In January Discover America issued a blueprint of ways the U.S. might turn the situation around. The plan calls for a “21st-century visa system” that enables applicants to be processed in 30 days or less by using the Internet, video conferencing or mobile consulates. Thus, applicants could avoid having to travel long distances to fill out forms at consular offices. The experience of actually entering the country, too, should be made more user-friendly, in part through an international registered traveler program enabling arrivals at U.S. ports to go their way in 30 minutes or less. The plan also recommends expanding the criteria for the Visa Waiver Program, which allows certain foreign nationals to enter the U.S. without visas, and spending $300 million on technology and personnel improvements. Those resources should be focused mostly on the riskiest travelers, says Discover America.

But by pushing Congress to relax travel restrictions, could this powerful business lobby inadvertently make it easier for terrorists to get into the country and target the very hotels, resorts and shopping centers it seeks to help? “Expediting things doesn’t automatically mean less security,” said James R. Black, a senior security consultant with Irvine, Calif.-based TRC Security. “For example, there are ways to check databases and watch lists against folks or groups of folks that are faster and more efficient than the ways in which some go about it now.”

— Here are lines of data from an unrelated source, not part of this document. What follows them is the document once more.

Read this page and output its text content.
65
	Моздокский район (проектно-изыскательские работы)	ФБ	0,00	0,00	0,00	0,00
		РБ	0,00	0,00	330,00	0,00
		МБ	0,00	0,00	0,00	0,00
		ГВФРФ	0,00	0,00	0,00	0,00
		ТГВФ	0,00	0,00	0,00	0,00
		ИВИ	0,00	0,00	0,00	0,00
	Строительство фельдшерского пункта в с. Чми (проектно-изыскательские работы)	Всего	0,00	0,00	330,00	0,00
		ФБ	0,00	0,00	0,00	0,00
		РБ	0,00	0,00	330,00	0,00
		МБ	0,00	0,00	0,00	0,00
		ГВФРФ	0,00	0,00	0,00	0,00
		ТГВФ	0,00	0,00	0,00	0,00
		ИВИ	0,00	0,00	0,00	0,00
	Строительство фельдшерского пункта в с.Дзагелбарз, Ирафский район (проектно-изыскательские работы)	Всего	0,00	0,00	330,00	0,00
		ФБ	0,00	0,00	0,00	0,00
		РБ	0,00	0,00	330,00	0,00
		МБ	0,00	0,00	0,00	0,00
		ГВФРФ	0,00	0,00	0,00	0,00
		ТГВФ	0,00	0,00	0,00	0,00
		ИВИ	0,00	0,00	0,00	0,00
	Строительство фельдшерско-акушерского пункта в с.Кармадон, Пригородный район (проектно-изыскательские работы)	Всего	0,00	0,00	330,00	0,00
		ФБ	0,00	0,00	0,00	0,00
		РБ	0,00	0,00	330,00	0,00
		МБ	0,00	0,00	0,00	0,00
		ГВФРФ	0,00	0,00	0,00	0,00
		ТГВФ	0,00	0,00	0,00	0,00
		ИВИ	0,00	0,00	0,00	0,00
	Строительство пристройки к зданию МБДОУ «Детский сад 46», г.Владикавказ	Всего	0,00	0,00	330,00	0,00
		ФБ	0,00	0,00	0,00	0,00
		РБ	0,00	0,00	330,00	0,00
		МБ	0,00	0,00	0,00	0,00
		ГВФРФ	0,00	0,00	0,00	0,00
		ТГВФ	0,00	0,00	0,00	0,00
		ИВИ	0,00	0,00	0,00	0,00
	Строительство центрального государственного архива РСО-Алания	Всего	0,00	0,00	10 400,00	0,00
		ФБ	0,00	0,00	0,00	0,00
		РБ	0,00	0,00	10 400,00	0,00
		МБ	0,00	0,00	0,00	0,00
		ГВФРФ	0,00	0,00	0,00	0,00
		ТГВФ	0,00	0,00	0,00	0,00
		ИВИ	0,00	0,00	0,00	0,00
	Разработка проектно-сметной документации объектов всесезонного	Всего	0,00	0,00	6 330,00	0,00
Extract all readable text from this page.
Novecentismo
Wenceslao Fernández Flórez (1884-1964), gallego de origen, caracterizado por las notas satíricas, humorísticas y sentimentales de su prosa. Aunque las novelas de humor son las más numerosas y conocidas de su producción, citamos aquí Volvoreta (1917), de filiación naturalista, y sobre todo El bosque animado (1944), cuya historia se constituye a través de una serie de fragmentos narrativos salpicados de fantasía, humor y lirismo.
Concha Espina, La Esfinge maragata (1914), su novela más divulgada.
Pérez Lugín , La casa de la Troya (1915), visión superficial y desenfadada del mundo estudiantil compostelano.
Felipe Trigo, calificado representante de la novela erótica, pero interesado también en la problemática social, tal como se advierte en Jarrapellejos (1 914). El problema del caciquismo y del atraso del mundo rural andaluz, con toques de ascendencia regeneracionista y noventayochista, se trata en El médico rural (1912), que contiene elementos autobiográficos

The blueprint’s emphasis on using technology and personnel to screen the riskiest of travelers makes sense to Black, whose specialties include airport and transportation security. British security officers, for example, rarely yank grannies out of line and force them to take off their shoes. “They have a better handle on the realities rather than having encumbering or ridiculous procedures,” Black said. “They also have a reputation for fewer knee-jerk reactions to the threats of the day. Of course, the Brits don’t have an ACLU. No one is suing them for profiling.”

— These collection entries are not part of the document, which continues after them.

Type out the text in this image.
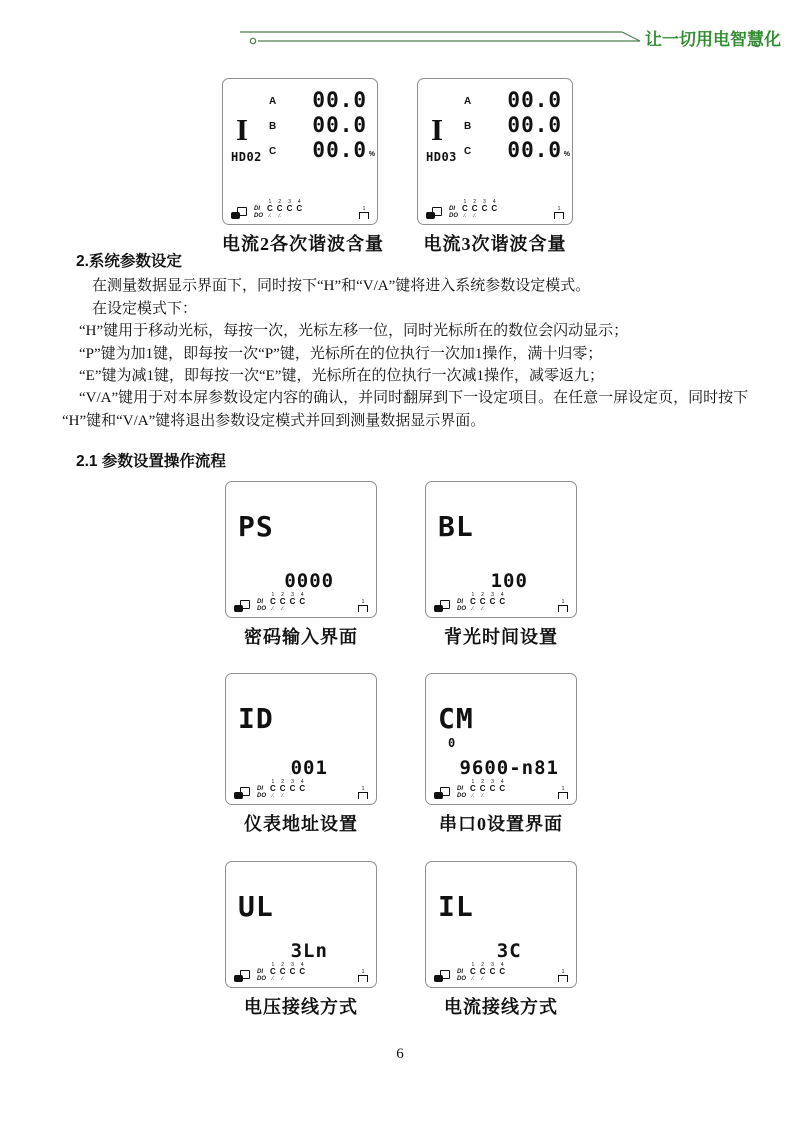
让一切用电智慧化
I
HD02
A 00.0
B 00.0
C 00.0 %
DI
DO
1
C
∕.
2
C
∕.
3
C
4
C	1
电流2各次谐波含量
I
HD03
A 00.0
B 00.0
C 00.0 %
DI
DO
1
C
∕.
2
C
∕.
3
C
4
C	1
电流3次谐波含量
2.系统参数设定

在测量数据显示界面下，同时按下“H”和“V/A”键将进入系统参数设定模式。

在设定模式下：

“H”键用于移动光标，每按一次，光标左移一位，同时光标所在的数位会闪动显示；

“P”键为加1键，即每按一次“P”键，光标所在的位执行一次加1操作，满十归零；

“E”键为减1键，即每按一次“E”键，光标所在的位执行一次减1操作，减零返九；

“V/A”键用于对本屏参数设定内容的确认，并同时翻屏到下一设定项目。在任意一屏设定页，同时按下

“H”键和“V/A”键将退出参数设定模式并回到测量数据显示界面。

2.1 参数设置操作流程
PS
0000
DI
DO
1
C
∕.
2
C
∕.
3
C
4
C	1
密码输入界面
BL
100
DI
DO
1
C
∕.
2
C
∕.
3
C
4
C	1
背光时间设置
ID
001
DI
DO
1
C
∕.
2
C
∕.
3
C
4
C	1
仪表地址设置
CM
0
9600-n81
DI
DO
1
C
∕.
2
C
∕.
3
C
4
C	1
串口0设置界面
UL
3Ln
DI
DO
1
C
∕.
2
C
∕.
3
C
4
C	1
电压接线方式
IL
3C
DI
DO
1
C
∕.
2
C
∕.
3
C
4
C	1
电流接线方式
6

In fact, the federal government already has made substantial improvements to the entry process in recent years, but the persistently negative opinion of that process, as revealed by the Discover America survey, highlights the government’s inadequate approach to public relations, says Rick Webster, director of government affairs at the Travel Industry Association of America. “On the visa side, for a lot of the countries the wait times have been reduced, the long lines are gone and it is not as much of a hassle,” Webster said. “But when you talk to federal officials and you say, ‘Well, what have you done to communicate those changes in that particular market?’ they say, ‘Nothing, really. That is the private sector’s job.’ ”

Some in the real estate industry, however, regard the political debate over how to handle foreign travelers as outside their purview. “That is not something we as shopping center developers have any control over,” said one executive, who requested anonymity. “We can only work within the scope of our world.” If the number of overseas visitors shopping at American developers’ malls continues to decline, however, the scope of that world could shrink, as could their profits.

Discover America is pushing the federal government to get more aggressive about public relations, but it also wants the private sector to shoulder some of the burden of public policy. Marketing experts could work with federal officials to develop campaigns that will bolster America’s image abroad. Theme park companies could help the government do a better job of keeping people happy while they stand in line. Developers traveling overseas to promote American malls could pass out glossy brochures pitching America’s new state-of-the-art, user-friendly entry process, should the federal government choose to create one.“Our survey showed that those who have been to the U.S. were 74 percent more likely to have a favorable opinion of it,” Freeman said. “Using the private sector to accomplish public diplomacy means getting more travelers into this country so we can do what we do best — put smiles on their faces.”

Rolling out the red carpet for foreign shoppers is, after all, useless if there are none to walk upon it.